Do Liverpool Need the Cups?

Do Liverpool Need the Cups?
January 29, 2015 Paul Tomkins

By Paul Tomkins.

Given that the role of momentum in sport may be overplayed, it’s difficult to know whether cup runs are important. It’s always nice to win silverware, but if that silverware has no great meaning – if it has been devalued (or never was of value) – then it becomes a question of resource management. That is why so many clubs who don’t have big squads are choosing to play it safe.

Let’s be clear: Liverpool FC doesn’t exist to win trophies; it exists to win meaningful trophies. (There are plenty of lower league trophies if the club wants to drop down the divisions.) And it also exists to be part of the big occasions. Indeed, it exists to make people happy.

Last night Liverpool faced a tough test: going away to a highly-motivated full-strength Chelsea side in a semi-final. It ended in defeat, in extra-time, but to me it was further proof of a team that had been unravelling earlier in the season now finding its true identity.

Indeed, I believe that the Liverpool we’ve seen in recent weeks is actually in many ways better than last season. Last season Liverpool attacked supremely but could not defend. The team of the past couple of months has managed to both attack and defend very well indeed, but the crucial difference to last season is the lack of a natural goalscorer; currently there are none, whereas last season there were two. But as a team it somehow makes more sense right now.

If Rodgers can get Sturridge back into the side without losing the increasingly impressive influence of Coutinho then there’s cause for great optimism. Unlike Sterling, who can raid down the wings, Coutinho needs to be central, otherwise he grows peripheral. The two youngsters currently spearheading the Reds’ attack – aged 20 and 22 – will, I believe, become better finishers in time (stats I’ve shared before show how most goalscorers start out slowly), but right now they are erratic to say the least. Neither can generate much power, but they’ll hopefully become ‘cuter’ finishers with experience.

When Liverpool were losing games earlier in the season it all looked wrong. There was no style, no cohesion, no understanding. But Rodgers, who deserved some (if not all) of the criticism for the first half of the campaign, has reinvented the side in a new formation, and the balance looks beautiful.
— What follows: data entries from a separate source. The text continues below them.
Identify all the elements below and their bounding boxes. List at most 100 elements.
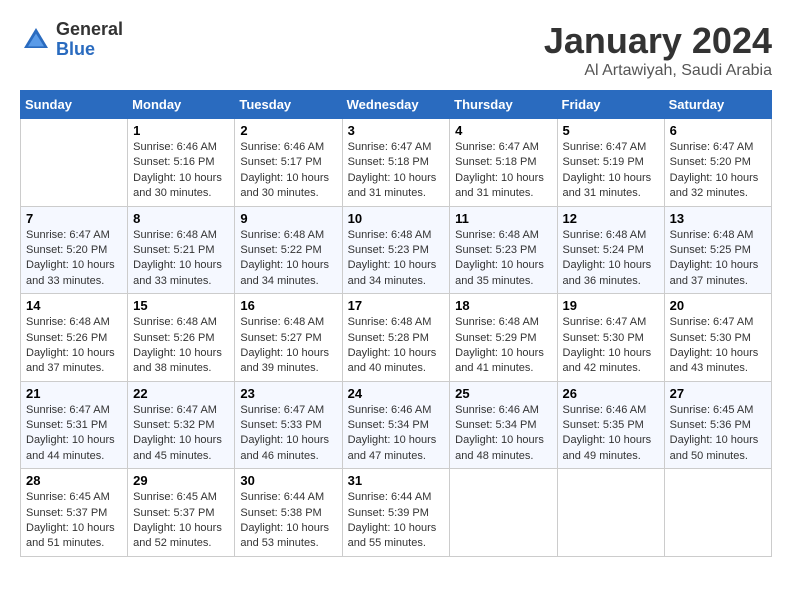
col-header-monday: Monday xyxy=(128,91,235,119)
day-info: Sunrise: 6:45 AM Sunset: 5:37 PM Dayligh… xyxy=(26,490,122,552)
calendar-cell: 7Sunrise: 6:47 AM Sunset: 5:20 PM Daylig… xyxy=(21,206,128,294)
calendar-cell xyxy=(450,469,557,557)
calendar-cell: 30Sunrise: 6:44 AM Sunset: 5:38 PM Dayli… xyxy=(235,469,342,557)
logo-icon xyxy=(20,24,52,56)
calendar-cell: 5 Sunrise: 6:47 AM Sunset: 5:19 PM Daylig… xyxy=(557,119,664,207)
logo-text: General Blue xyxy=(56,20,123,60)
day-info: Sunrise: 6:48 AM Sunset: 5:25 PM Dayligh… xyxy=(670,228,766,290)
day-info: Sunrise: 6:47 AM Sunset: 5:20 PM Dayligh… xyxy=(670,140,766,202)
calendar-cell: 13 Sunrise: 6:48 AM Sunset: 5:25 PM Dayli… xyxy=(664,206,771,294)
day-info: Sunrise: 6:46 AM Sunset: 5:34 PM Dayligh… xyxy=(455,403,551,465)
day-info: Sunrise: 6:44 AM Sunset: 5:39 PM Dayligh… xyxy=(348,490,445,552)
calendar-cell: 15 Sunrise: 6:48 AM Sunset: 5:26 PM Dayli… xyxy=(128,294,235,382)
day-number: 16 xyxy=(240,298,336,313)
day-number: 4 xyxy=(455,123,551,138)
day-number: 25 xyxy=(455,386,551,401)
calendar-cell xyxy=(664,469,771,557)
day-number: 11 xyxy=(455,211,551,226)
day-number: 20 xyxy=(670,298,766,313)
calendar-cell: 1 Sunrise: 6:46 AM Sunset: 5:16 PM Daylig… xyxy=(128,119,235,207)
calendar-cell: 3 Sunrise: 6:47 AM Sunset: 5:18 PM Daylig… xyxy=(342,119,450,207)
calendar-cell: 6 Sunrise: 6:47 AM Sunset: 5:20 PM Daylig… xyxy=(664,119,771,207)
day-number: 13 xyxy=(670,211,766,226)
calendar-cell: 11 Sunrise: 6:48 AM Sunset: 5:23 PM Dayli… xyxy=(450,206,557,294)
day-number: 8 xyxy=(133,211,229,226)
day-number: 6 xyxy=(670,123,766,138)
logo-blue-text: Blue xyxy=(56,40,123,60)
calendar-cell xyxy=(557,469,664,557)
day-info: Sunrise: 6:47 AM Sunset: 5:32 PM Dayligh… xyxy=(133,403,229,465)
col-header-wednesday: Wednesday xyxy=(342,91,450,119)
day-number: 1 xyxy=(133,123,229,138)
day-info: Sunrise: 6:47 AM Sunset: 5:33 PM Dayligh… xyxy=(240,403,336,465)
day-info: Sunrise: 6:48 AM Sunset: 5:29 PM Dayligh… xyxy=(455,315,551,377)
logo-general: General xyxy=(56,20,123,40)
calendar-cell: 10Sunrise: 6:48 AM Sunset: 5:23 PM Dayli… xyxy=(342,206,450,294)
day-info: Sunrise: 6:46 AM Sunset: 5:17 PM Dayligh… xyxy=(240,140,336,202)
col-header-sunday: Sunday xyxy=(21,91,128,119)
day-info: Sunrise: 6:47 AM Sunset: 5:19 PM Dayligh… xyxy=(563,140,659,202)
day-info: Sunrise: 6:48 AM Sunset: 5:26 PM Dayligh… xyxy=(26,315,122,377)
calendar-cell: 9 Sunrise: 6:48 AM Sunset: 5:22 PM Daylig… xyxy=(235,206,342,294)
day-number: 2 xyxy=(240,123,336,138)
day-info: Sunrise: 6:45 AM Sunset: 5:36 PM Dayligh… xyxy=(670,403,766,465)
location-subtitle: Al Artawiyah, Saudi Arabia xyxy=(544,62,772,80)
day-number: 12 xyxy=(563,211,659,226)
day-info: Sunrise: 6:48 AM Sunset: 5:23 PM Dayligh… xyxy=(348,228,445,290)
calendar-cell: 19 Sunrise: 6:47 AM Sunset: 5:30 PM Dayli… xyxy=(557,294,664,382)
day-info: Sunrise: 6:46 AM Sunset: 5:35 PM Dayligh… xyxy=(563,403,659,465)
day-number: 27 xyxy=(670,386,766,401)
col-header-tuesday: Tuesday xyxy=(235,91,342,119)
calendar-cell: 24 Sunrise: 6:46 AM Sunset: 5:34 PM Dayli… xyxy=(342,381,450,469)
day-info: Sunrise: 6:45 AM Sunset: 5:37 PM Dayligh… xyxy=(133,490,229,552)
day-info: Sunrise: 6:47 AM Sunset: 5:30 PM Dayligh… xyxy=(563,315,659,377)
calendar-cell: 25 Sunrise: 6:46 AM Sunset: 5:34 PM Dayli… xyxy=(450,381,557,469)
calendar-cell: 4 Sunrise: 6:47 AM Sunset: 5:18 PM Daylig… xyxy=(450,119,557,207)
title-block: January 2024 Al Artawiyah, Saudi Arabia xyxy=(544,20,772,80)
day-info: Sunrise: 6:47 AM Sunset: 5:31 PM Dayligh… xyxy=(26,403,122,465)
day-info: Sunrise: 6:47 AM Sunset: 5:18 PM Dayligh… xyxy=(455,140,551,202)
calendar-cell: 20 Sunrise: 6:47 AM Sunset: 5:30 PM Dayli… xyxy=(664,294,771,382)
calendar-table: SundayMondayTuesdayWednesdayThursdayFrid… xyxy=(20,90,772,557)
calendar-cell: 23Sunrise: 6:47 AM Sunset: 5:33 PM Dayli… xyxy=(235,381,342,469)
calendar-cell: 22Sunrise: 6:47 AM Sunset: 5:32 PM Dayli… xyxy=(128,381,235,469)
day-number: 3 xyxy=(348,123,445,138)
logo: General Blue xyxy=(20,20,123,60)
day-number: 15 xyxy=(133,298,229,313)
calendar-week-4: 21 Sunrise: 6:47 AM Sunset: 5:31 PM Dayli… xyxy=(21,381,772,469)
day-number: 31 xyxy=(348,473,445,488)
calendar-header-row: SundayMondayTuesdayWednesdayThursdayFrid… xyxy=(21,91,772,119)
calendar-cell: 8Sunrise: 6:48 AM Sunset: 5:21 PM Daylig… xyxy=(128,206,235,294)
calendar-cell: 27 Sunrise: 6:45 AM Sunset: 5:36 PM Dayli… xyxy=(664,381,771,469)
day-info: Sunrise: 6:44 AM Sunset: 5:38 PM Dayligh… xyxy=(240,490,336,552)
calendar-week-1: 1 Sunrise: 6:46 AM Sunset: 5:16 PM Daylig… xyxy=(21,119,772,207)
day-info: Sunrise: 6:48 AM Sunset: 5:27 PM Dayligh… xyxy=(240,315,336,377)
day-info: Sunrise: 6:48 AM Sunset: 5:26 PM Dayligh… xyxy=(133,315,229,377)
day-info: Sunrise: 6:47 AM Sunset: 5:18 PM Dayligh… xyxy=(348,140,445,202)
day-number: 5 xyxy=(563,123,659,138)
day-info: Sunrise: 6:47 AM Sunset: 5:30 PM Dayligh… xyxy=(670,315,766,377)
col-header-saturday: Saturday xyxy=(664,91,771,119)
day-number: 19 xyxy=(563,298,659,313)
day-info: Sunrise: 6:46 AM Sunset: 5:16 PM Dayligh… xyxy=(133,140,229,202)
day-number: 7 xyxy=(26,211,122,226)
day-number: 24 xyxy=(348,386,445,401)
day-info: Sunrise: 6:46 AM Sunset: 5:34 PM Dayligh… xyxy=(348,403,445,465)
calendar-cell: 28 Sunrise: 6:45 AM Sunset: 5:37 PM Dayli… xyxy=(21,469,128,557)
calendar-cell: 29Sunrise: 6:45 AM Sunset: 5:37 PM Dayli… xyxy=(128,469,235,557)
day-number: 21 xyxy=(26,386,122,401)
calendar-cell xyxy=(21,119,128,207)
calendar-cell: 18Sunrise: 6:48 AM Sunset: 5:29 PM Dayli… xyxy=(450,294,557,382)
day-info: Sunrise: 6:48 AM Sunset: 5:22 PM Dayligh… xyxy=(240,228,336,290)
day-number: 28 xyxy=(26,473,122,488)
day-number: 17 xyxy=(348,298,445,313)
page-header: General Blue January 2024 Al Artawiyah, … xyxy=(20,20,772,80)
day-info: Sunrise: 6:48 AM Sunset: 5:28 PM Dayligh… xyxy=(348,315,445,377)
calendar-cell: 14Sunrise: 6:48 AM Sunset: 5:26 PM Dayli… xyxy=(21,294,128,382)
col-header-thursday: Thursday xyxy=(450,91,557,119)
col-header-friday: Friday xyxy=(557,91,664,119)
day-number: 9 xyxy=(240,211,336,226)
day-info: Sunrise: 6:48 AM Sunset: 5:23 PM Dayligh… xyxy=(455,228,551,290)
calendar-week-5: 28 Sunrise: 6:45 AM Sunset: 5:37 PM Dayli… xyxy=(21,469,772,557)
day-info: Sunrise: 6:48 AM Sunset: 5:24 PM Dayligh… xyxy=(563,228,659,290)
Suddenly Lucas is back to his old best (albeit tired in extra-time), Henderson is growing in stature, Can is playing like an old-head at the back (he can defend and attack), while Sakho, before injury struck, looked like a rock (but of course, he misplaced a pass so he must be rubbish, etc.)

Coutinho looks like the kind of player he has always promised to be, and Markovic has been a revelation as a wingback. Even Mignolet looks reborn as a more aggressive character, eager to solve the goalkeeping ‘crisis’ by addressing his weaknesses.

Liverpool come away from two games against Chelsea with ‘nothing’ – no trophy, not even a final – but they emerge with the look of a good side; one that created the better chances over the two legs and were denied by world-class keeping, and one that didn’t concede a shot on target in the first 135 minutes other than a penalty. Indeed, the Reds were able to go toe-to-toe with Mourinho’s Chelsea over two legs, in the way they used to under Rafa Benítez.

Cup Tired

It’s hard to argue that big games against good opposition, from home and abroad, are bad for any player’s development. Clearly it’s a good thing in isolation, to be tested in such arenas; just as it is to play in cup finals (even League Cup Finals). The more you do something that initially makes you nervous the more accustomed to it you should become. It doesn’t mean that it eradicates all chance of freezing on the big occasion, but the first time you do something you can feel overwhelmed. In terms of player development, the good news is that further cup games await. But cup games can mean bad news, too.